四国大学・四国大学短期大学部 副学長 加渡いづみ

 ここ数年、食料品をはじめ身の回りの多くの商品やサービスの値上がりが続いています。もちろん、その原因は一つではなく、ウクライナや中東での紛争や政情の不安定、円安、気候変動の影響による食糧生産の減少など、様々な要素が複雑に関連し合っています。例えば2024年、ブラジルで異常気象による猛暑や干ばつ、洪水が原因で、オレンジが不作となりました。日本から見た場合、「地球の反対側」と表現されるブラジルまでの距離は約1万8000km、そのブラジルでオレンジが不作となったことにより、日本国内のオレンジジュースが品薄となり、価格の上昇につながりました。

 「ブラジルでオレンジが不作となると、なぜ日本の店頭からオレンジジュースが消えるの?」と不思議に思われる消費者もいらっしゃるかもしれません。実は、日本の場合、オレンジジュースの原料となるオレンジ果汁の大半を、ブラジルからの輸入に依存しているのです。

 これは、決してオレンジジュースだけの話ではありません。今私たち消費者が、目を向けなければならないのは、まさに「レジの向こう側の世界」なのです。買い物は、決して自分の財布とレジの間で完結するものではありません。手にした商品が、どのような原材料で作られているのだろう、それはどこの国や地域で生産されたのだろう、どのような人たちが生産に関わってるのだろう、そして、どのような旅を経て自分の手元にやってきたのだろう、そのような「ストーリー」や「背景」こそが、昨今の価格上昇の要因となっているのです。

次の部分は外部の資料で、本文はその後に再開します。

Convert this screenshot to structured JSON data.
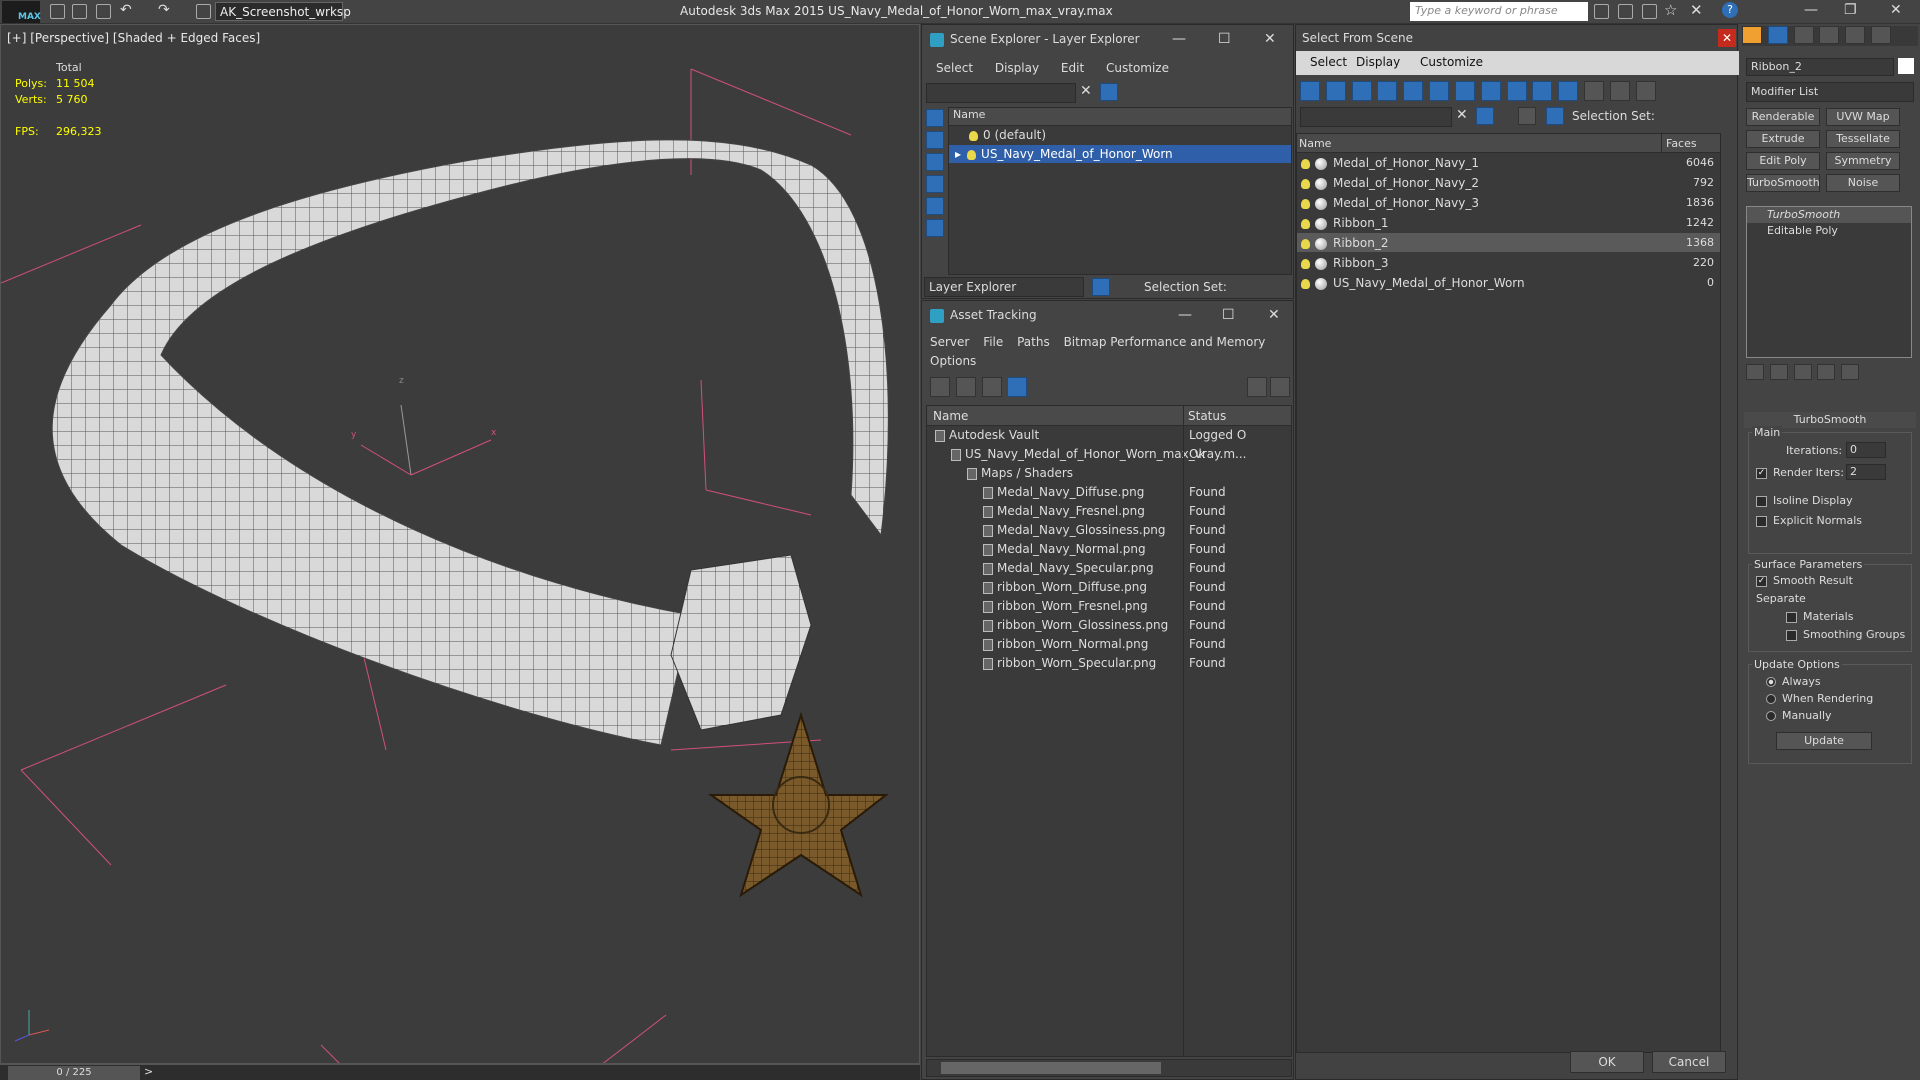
{
  "titlebar": {
    "logo": "MAX",
    "workspace": "AK_Screenshot_wrksp",
    "app_title": "Autodesk 3ds Max  2015    US_Navy_Medal_of_Honor_Worn_max_vray.max",
    "keyword_placeholder": "Type a keyword or phrase"
  },
  "viewport": {
    "label": "[+] [Perspective] [Shaded + Edged Faces]",
    "stats": {
      "total_label": "Total",
      "polys_label": "Polys:",
      "polys_value": "11 504",
      "verts_label": "Verts:",
      "verts_value": "5 760",
      "fps_label": "FPS:",
      "fps_value": "296,323"
    },
    "axis_x": "x",
    "axis_y": "y",
    "axis_z": "z"
  },
  "timeline": {
    "frame": "0 / 225"
  },
  "scene_explorer": {
    "title": "Scene Explorer - Layer Explorer",
    "menu": [
      "Select",
      "Display",
      "Edit",
      "Customize"
    ],
    "col_name": "Name",
    "layers": [
      "0 (default)",
      "US_Navy_Medal_of_Honor_Worn"
    ],
    "footer_label": "Layer Explorer",
    "selection_set": "Selection Set:"
  },
  "asset_tracking": {
    "title": "Asset Tracking",
    "menu": [
      "Server",
      "File",
      "Paths",
      "Bitmap Performance and Memory"
    ],
    "menu2": "Options",
    "col_name": "Name",
    "col_status": "Status",
    "rows": [
      {
        "name": "Autodesk Vault",
        "status": "Logged O",
        "indent": 0
      },
      {
        "name": "US_Navy_Medal_of_Honor_Worn_max_vray.m...",
        "status": "Ok",
        "indent": 1
      },
      {
        "name": "Maps / Shaders",
        "status": "",
        "indent": 2
      },
      {
        "name": "Medal_Navy_Diffuse.png",
        "status": "Found",
        "indent": 3
      },
      {
        "name": "Medal_Navy_Fresnel.png",
        "status": "Found",
        "indent": 3
      },
      {
        "name": "Medal_Navy_Glossiness.png",
        "status": "Found",
        "indent": 3
      },
      {
        "name": "Medal_Navy_Normal.png",
        "status": "Found",
        "indent": 3
      },
      {
        "name": "Medal_Navy_Specular.png",
        "status": "Found",
        "indent": 3
      },
      {
        "name": "ribbon_Worn_Diffuse.png",
        "status": "Found",
        "indent": 3
      },
      {
        "name": "ribbon_Worn_Fresnel.png",
        "status": "Found",
        "indent": 3
      },
      {
        "name": "ribbon_Worn_Glossiness.png",
        "status": "Found",
        "indent": 3
      },
      {
        "name": "ribbon_Worn_Normal.png",
        "status": "Found",
        "indent": 3
      },
      {
        "name": "ribbon_Worn_Specular.png",
        "status": "Found",
        "indent": 3
      }
    ]
  },
  "select_from_scene": {
    "title": "Select From Scene",
    "menu": [
      "Select",
      "Display",
      "Customize"
    ],
    "selection_set": "Selection Set:",
    "col_name": "Name",
    "col_faces": "Faces",
    "rows": [
      {
        "name": "Medal_of_Honor_Navy_1",
        "faces": "6046"
      },
      {
        "name": "Medal_of_Honor_Navy_2",
        "faces": "792"
      },
      {
        "name": "Medal_of_Honor_Navy_3",
        "faces": "1836"
      },
      {
        "name": "Ribbon_1",
        "faces": "1242"
      },
      {
        "name": "Ribbon_2",
        "faces": "1368"
      },
      {
        "name": "Ribbon_3",
        "faces": "220"
      },
      {
        "name": "US_Navy_Medal_of_Honor_Worn",
        "faces": "0"
      }
    ],
    "ok": "OK",
    "cancel": "Cancel"
  },
  "command_panel": {
    "object_name": "Ribbon_2",
    "modifier_list": "Modifier List",
    "buttons": [
      "Renderable Spline",
      "UVW Map",
      "Extrude",
      "Tessellate",
      "Edit Poly",
      "Symmetry",
      "TurboSmooth",
      "Noise"
    ],
    "stack": [
      "TurboSmooth",
      "Editable Poly"
    ],
    "rollout_title": "TurboSmooth",
    "main_label": "Main",
    "iterations_label": "Iterations:",
    "iterations_value": "0",
    "render_iters_label": "Render Iters:",
    "render_iters_value": "2",
    "isoline": "Isoline Display",
    "explicit_normals": "Explicit Normals",
    "surface_params": "Surface Parameters",
    "smooth_result": "Smooth Result",
    "separate": "Separate",
    "materials": "Materials",
    "smoothing_groups": "Smoothing Groups",
    "update_options": "Update Options",
    "always": "Always",
    "when_rendering": "When Rendering",
    "manually": "Manually",
    "update": "Update"
  }
}
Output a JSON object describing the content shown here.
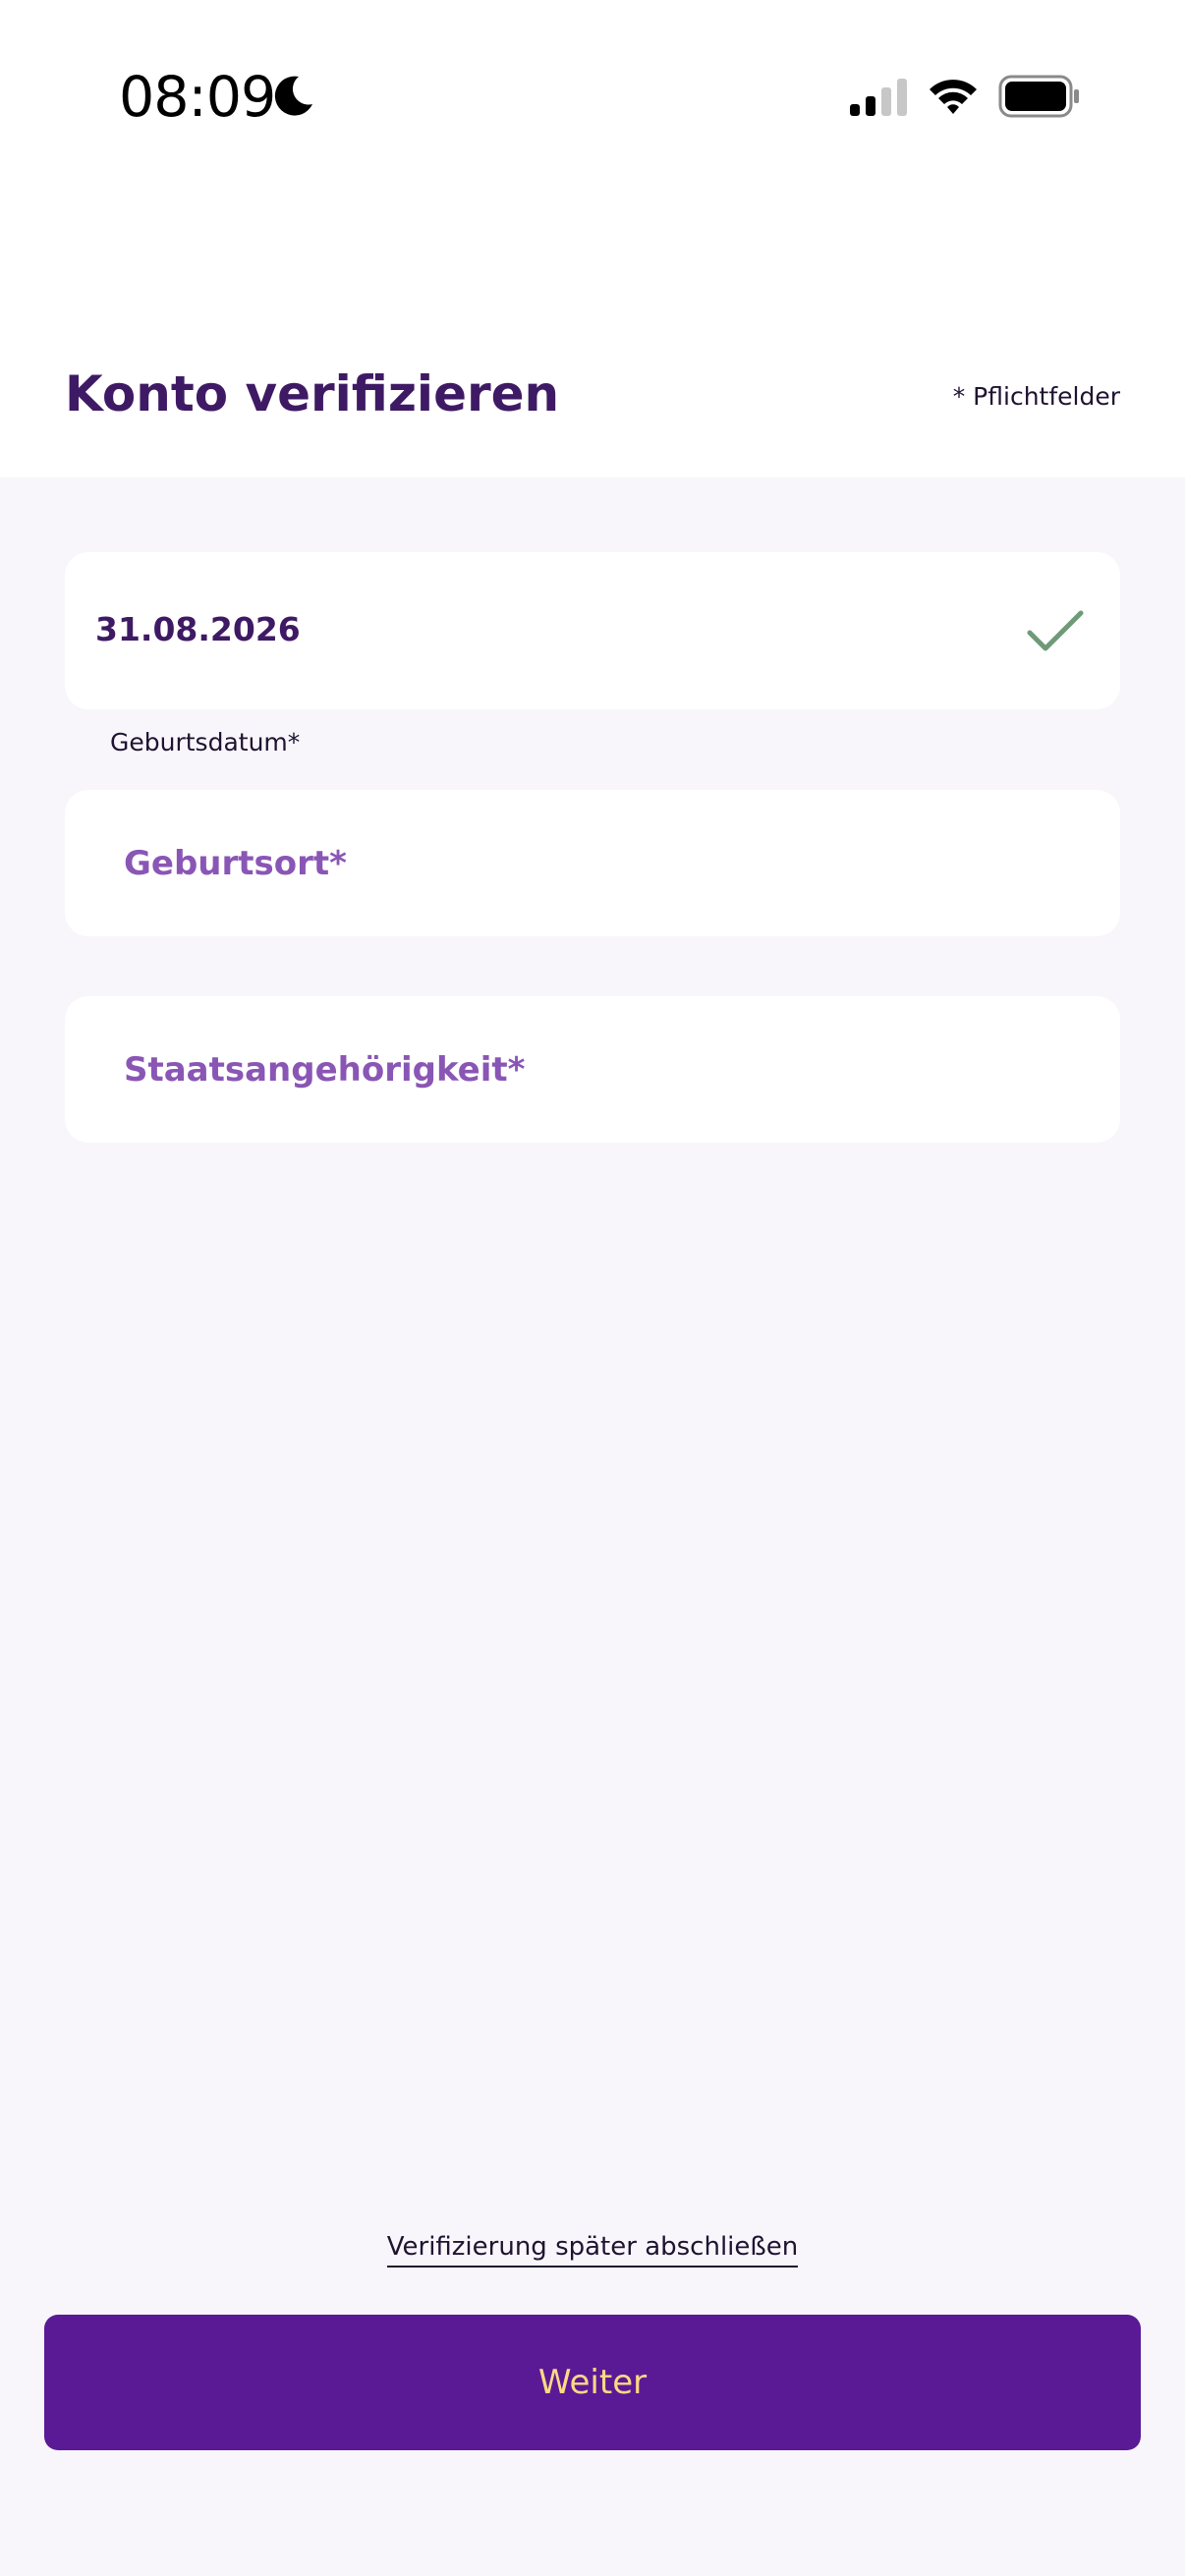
{
  "status_bar": {
    "time": "08:09",
    "icons": [
      "moon-icon",
      "cellular-signal-icon",
      "wifi-icon",
      "battery-icon"
    ]
  },
  "header": {
    "title": "Konto verifizieren",
    "required_note": "* Pflichtfelder"
  },
  "form": {
    "birth_date": {
      "value": "31.08.2026",
      "caption": "Geburtsdatum*",
      "status_icon": "check-icon"
    },
    "birth_place": {
      "placeholder": "Geburtsort*",
      "value": ""
    },
    "nationality": {
      "placeholder": "Staatsangehörigkeit*",
      "value": ""
    }
  },
  "footer": {
    "later_link": "Verifizierung später abschließen",
    "primary_button": "Weiter"
  },
  "colors": {
    "brand_purple": "#5a1a96",
    "title_purple": "#3f1a64",
    "placeholder_purple": "#8a56b5",
    "button_text": "#ffd884",
    "check_green": "#6f9a78",
    "background": "#f8f6fb"
  }
}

 当然、生産から店頭に並ぶまでの供給過程が国内で完結する商品は少なく、私たちの衣食住を支える多くの商品は、いくつもの国境を越えて手元に届けられます。だからこそ、事業者は供給過程について「責任ある調達」を求められ、消費者はレジの向こうの世界に思いを寄せ、商品が持つ「ストーリー」や「背景」を意識することを求められます。これが、エシカル消費の基本理念の一つです。

 長い歴史の中で、産業構造は、狩猟から農耕へ、さらに工業化からサービス化へと大きく変化しました。そして、今は急速なデジタル化とAIの出現によって、経済活動も消費活動も転換点に立っていると感じています。消費行動の第1段階は、欲しい、あるいは必要だと思う商品やサービスを手に入れることで満足を得る「モノ消費」、第2段階はモノに加えて体験や学びに対して対価を支払う「コト消費」、店舗や地域や人とのつながりを重視し、関係性を消費の対象とする「ヒト消費」が第3段階と言えます。これがさらに、自分の消費の影響や意義を考え、商品のストーリーや背景を慮る「目的消費」「エシカル消費」が第4段階への進化となります。

 デジタル化の進展とAIが経済活動に大きな影響を及ぼす時代に、消費者は何に「価値」を求めるのでしょうか。その答えは、「Well-being(ウェルビーイング)」だと考えます。かつて、隣の家と同じモノを所有したいと願い、均一化した豊かさを求める20世紀型消費スタイルから、21世紀は個性とブランドを重視する消費スタイルへと転換し、これからの消費のキーワードはウェルビーイング、つまり自己実現や精神的な充実、社会や人との絆の重視です。

 消費は、本来利己的な行動であることは間違いありません。まず優先されるべきは、自分自身の満足です。ただ、それだけではなく、ほんの少しだけ「利他的」な判断基準を加えてみましょう。自分の満足にプラスして、誰かのため、どこかのため、未来のためにつながる商品選択をすることで、個人の心身と社会がともに良い状態を目指す、まさにレジの向こう側の世界とWell-beingが結びつく消費価値がここに生まれます。